In the format event, you can check to see if the item is null and if it is provide an empty string. Checking for null would work along the same lines as what you get when using a typed dataset (e.g. member variable is of type object which can be null, and you'd have properties to test if it is null, set to null, and retrieve the typed property value if it isn't null).

Feel free to contact me directly if you need some more guidance.

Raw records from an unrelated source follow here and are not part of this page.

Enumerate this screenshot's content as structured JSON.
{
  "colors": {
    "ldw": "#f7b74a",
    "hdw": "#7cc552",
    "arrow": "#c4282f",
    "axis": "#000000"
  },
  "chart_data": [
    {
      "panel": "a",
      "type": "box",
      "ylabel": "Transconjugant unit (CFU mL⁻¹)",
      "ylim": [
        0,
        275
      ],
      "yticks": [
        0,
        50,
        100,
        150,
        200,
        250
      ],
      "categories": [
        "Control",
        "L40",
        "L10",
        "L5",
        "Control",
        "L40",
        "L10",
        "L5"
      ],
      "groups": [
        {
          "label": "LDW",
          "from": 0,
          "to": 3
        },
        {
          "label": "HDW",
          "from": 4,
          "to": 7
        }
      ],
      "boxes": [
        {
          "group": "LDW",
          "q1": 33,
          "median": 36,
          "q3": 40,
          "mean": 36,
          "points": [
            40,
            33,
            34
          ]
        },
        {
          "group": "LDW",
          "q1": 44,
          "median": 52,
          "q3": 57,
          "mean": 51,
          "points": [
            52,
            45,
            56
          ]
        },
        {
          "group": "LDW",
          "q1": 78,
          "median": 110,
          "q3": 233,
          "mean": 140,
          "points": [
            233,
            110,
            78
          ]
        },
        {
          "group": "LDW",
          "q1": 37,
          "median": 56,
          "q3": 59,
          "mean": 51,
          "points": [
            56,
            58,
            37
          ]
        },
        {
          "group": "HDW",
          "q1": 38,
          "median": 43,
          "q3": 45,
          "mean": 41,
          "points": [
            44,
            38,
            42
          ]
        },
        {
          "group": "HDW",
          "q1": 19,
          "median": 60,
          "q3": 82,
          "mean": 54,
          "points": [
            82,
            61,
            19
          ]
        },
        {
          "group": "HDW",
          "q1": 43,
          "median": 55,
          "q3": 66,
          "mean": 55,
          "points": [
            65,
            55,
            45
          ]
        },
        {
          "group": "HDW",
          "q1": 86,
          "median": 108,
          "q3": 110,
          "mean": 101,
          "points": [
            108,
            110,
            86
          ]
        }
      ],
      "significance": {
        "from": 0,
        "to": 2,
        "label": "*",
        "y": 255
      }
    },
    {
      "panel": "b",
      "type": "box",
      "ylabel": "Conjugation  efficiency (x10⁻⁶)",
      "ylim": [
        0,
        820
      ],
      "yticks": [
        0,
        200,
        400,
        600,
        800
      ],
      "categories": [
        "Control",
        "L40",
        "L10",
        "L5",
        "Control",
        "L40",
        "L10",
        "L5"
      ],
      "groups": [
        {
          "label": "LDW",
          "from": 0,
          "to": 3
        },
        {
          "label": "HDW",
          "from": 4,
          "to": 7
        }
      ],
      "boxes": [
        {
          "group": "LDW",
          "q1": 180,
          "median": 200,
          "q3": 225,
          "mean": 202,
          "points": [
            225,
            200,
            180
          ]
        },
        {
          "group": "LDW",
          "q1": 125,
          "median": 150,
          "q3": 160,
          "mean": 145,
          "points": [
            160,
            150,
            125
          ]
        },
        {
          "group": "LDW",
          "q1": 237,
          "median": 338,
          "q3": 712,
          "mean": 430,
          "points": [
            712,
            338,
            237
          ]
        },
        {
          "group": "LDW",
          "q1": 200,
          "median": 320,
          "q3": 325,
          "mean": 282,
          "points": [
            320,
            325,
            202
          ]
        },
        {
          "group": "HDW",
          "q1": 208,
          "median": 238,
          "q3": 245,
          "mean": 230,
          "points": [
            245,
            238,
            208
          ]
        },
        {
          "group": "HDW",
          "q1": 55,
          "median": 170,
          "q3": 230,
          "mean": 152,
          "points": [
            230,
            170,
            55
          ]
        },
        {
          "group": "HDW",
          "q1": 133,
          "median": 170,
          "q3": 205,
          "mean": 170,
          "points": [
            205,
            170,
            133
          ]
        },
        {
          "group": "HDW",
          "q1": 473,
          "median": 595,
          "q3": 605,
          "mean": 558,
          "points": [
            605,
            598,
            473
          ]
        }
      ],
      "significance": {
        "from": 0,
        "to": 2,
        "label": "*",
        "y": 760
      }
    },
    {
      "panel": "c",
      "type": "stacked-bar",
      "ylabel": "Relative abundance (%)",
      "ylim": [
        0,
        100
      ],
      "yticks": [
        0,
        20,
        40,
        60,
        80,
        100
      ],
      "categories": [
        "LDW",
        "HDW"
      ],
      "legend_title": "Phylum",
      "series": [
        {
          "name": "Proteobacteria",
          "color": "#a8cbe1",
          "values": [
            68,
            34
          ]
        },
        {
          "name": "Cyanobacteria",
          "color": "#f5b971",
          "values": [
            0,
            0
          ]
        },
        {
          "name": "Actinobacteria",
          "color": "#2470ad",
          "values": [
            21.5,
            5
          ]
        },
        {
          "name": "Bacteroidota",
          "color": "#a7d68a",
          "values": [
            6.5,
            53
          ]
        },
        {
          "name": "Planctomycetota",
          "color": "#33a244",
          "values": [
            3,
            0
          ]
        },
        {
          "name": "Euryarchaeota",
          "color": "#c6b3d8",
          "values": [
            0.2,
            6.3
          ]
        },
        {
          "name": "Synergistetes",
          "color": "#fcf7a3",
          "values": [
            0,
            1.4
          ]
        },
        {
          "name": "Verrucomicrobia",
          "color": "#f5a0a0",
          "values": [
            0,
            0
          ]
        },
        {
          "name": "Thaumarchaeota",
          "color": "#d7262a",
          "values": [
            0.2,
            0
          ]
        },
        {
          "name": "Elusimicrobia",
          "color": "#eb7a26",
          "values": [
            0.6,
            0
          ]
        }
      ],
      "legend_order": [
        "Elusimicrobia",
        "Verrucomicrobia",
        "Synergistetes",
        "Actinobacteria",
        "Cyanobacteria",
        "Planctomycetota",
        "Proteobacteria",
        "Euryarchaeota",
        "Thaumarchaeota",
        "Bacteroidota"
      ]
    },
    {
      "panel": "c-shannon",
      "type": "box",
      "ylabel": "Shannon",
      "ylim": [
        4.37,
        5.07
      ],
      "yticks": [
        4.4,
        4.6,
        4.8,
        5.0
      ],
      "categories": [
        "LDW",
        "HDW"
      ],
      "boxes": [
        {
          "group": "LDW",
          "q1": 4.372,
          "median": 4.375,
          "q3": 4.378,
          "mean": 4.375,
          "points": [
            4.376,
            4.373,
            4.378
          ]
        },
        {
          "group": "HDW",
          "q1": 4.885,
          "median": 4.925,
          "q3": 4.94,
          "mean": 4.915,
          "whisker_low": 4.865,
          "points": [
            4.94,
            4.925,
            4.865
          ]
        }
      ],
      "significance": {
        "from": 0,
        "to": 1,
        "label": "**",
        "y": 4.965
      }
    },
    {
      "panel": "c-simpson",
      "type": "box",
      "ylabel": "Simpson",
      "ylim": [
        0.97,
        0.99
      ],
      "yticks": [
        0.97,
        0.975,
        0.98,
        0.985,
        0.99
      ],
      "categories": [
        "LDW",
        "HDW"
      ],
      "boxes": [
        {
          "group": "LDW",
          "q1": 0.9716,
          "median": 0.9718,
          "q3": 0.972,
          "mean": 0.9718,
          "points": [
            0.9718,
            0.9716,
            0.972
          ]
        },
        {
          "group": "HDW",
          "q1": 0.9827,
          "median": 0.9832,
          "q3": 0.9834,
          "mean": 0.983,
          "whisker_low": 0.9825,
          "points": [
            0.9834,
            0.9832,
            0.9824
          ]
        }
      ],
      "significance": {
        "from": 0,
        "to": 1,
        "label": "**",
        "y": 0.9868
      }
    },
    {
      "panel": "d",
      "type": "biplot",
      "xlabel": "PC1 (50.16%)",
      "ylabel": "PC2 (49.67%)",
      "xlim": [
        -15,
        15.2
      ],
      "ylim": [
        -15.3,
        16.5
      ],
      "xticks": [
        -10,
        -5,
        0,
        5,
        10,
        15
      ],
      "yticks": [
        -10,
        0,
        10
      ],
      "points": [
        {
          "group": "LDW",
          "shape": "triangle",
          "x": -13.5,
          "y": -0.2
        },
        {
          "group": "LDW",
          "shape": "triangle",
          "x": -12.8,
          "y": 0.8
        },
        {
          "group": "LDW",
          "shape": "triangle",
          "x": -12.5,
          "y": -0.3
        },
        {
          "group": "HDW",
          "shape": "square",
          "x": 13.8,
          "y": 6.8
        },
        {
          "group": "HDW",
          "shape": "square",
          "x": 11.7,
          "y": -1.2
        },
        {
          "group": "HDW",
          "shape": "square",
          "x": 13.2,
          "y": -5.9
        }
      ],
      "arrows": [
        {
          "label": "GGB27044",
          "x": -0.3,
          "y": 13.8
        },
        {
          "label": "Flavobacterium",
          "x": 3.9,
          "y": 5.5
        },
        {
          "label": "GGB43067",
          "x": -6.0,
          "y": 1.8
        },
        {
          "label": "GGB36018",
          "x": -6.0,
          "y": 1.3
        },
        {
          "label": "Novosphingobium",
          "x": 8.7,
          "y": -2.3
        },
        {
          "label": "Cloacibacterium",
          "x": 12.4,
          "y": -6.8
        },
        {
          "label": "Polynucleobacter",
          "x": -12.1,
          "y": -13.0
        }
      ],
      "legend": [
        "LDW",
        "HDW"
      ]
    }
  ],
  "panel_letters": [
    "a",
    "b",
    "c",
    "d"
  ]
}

# re: Will Microsoft Fix A Nasty Null Problem In .NET Data Binding? 3/3/2005 10:11 PM Scott Bellware
Some would say that what you're facing is a design problem rather than a tool problem. It might not be such a good idea at all to bind directly to business objects. Maybe it is, maybe it isn't. I've been doing a bit of reading lately on testable UI and test-first UI. One theme keeps coming up - keep domain layer objects out of the UI, provide an intermediary "View" layer, handle UI events in the intermediary. Interesting stuff. Google "humble dialog". I'd love to hear any ideas you have on this stuff if you ultimately get some time to take a look.

Cheers.

# re: Will Microsoft Fix A Nasty Null Problem In .NET Data Binding? 3/4/2005 7:15 AM Nat
It's not actually a design problem. Basically, .NET Data Binding should handle null probably. However, if you look inside the code, when trying to format data into string for presentation purpose, .NET BCL does not check whether the value is null or not before trying to convert that into string. If the code just check for null and return null properly. Everything would work nicely.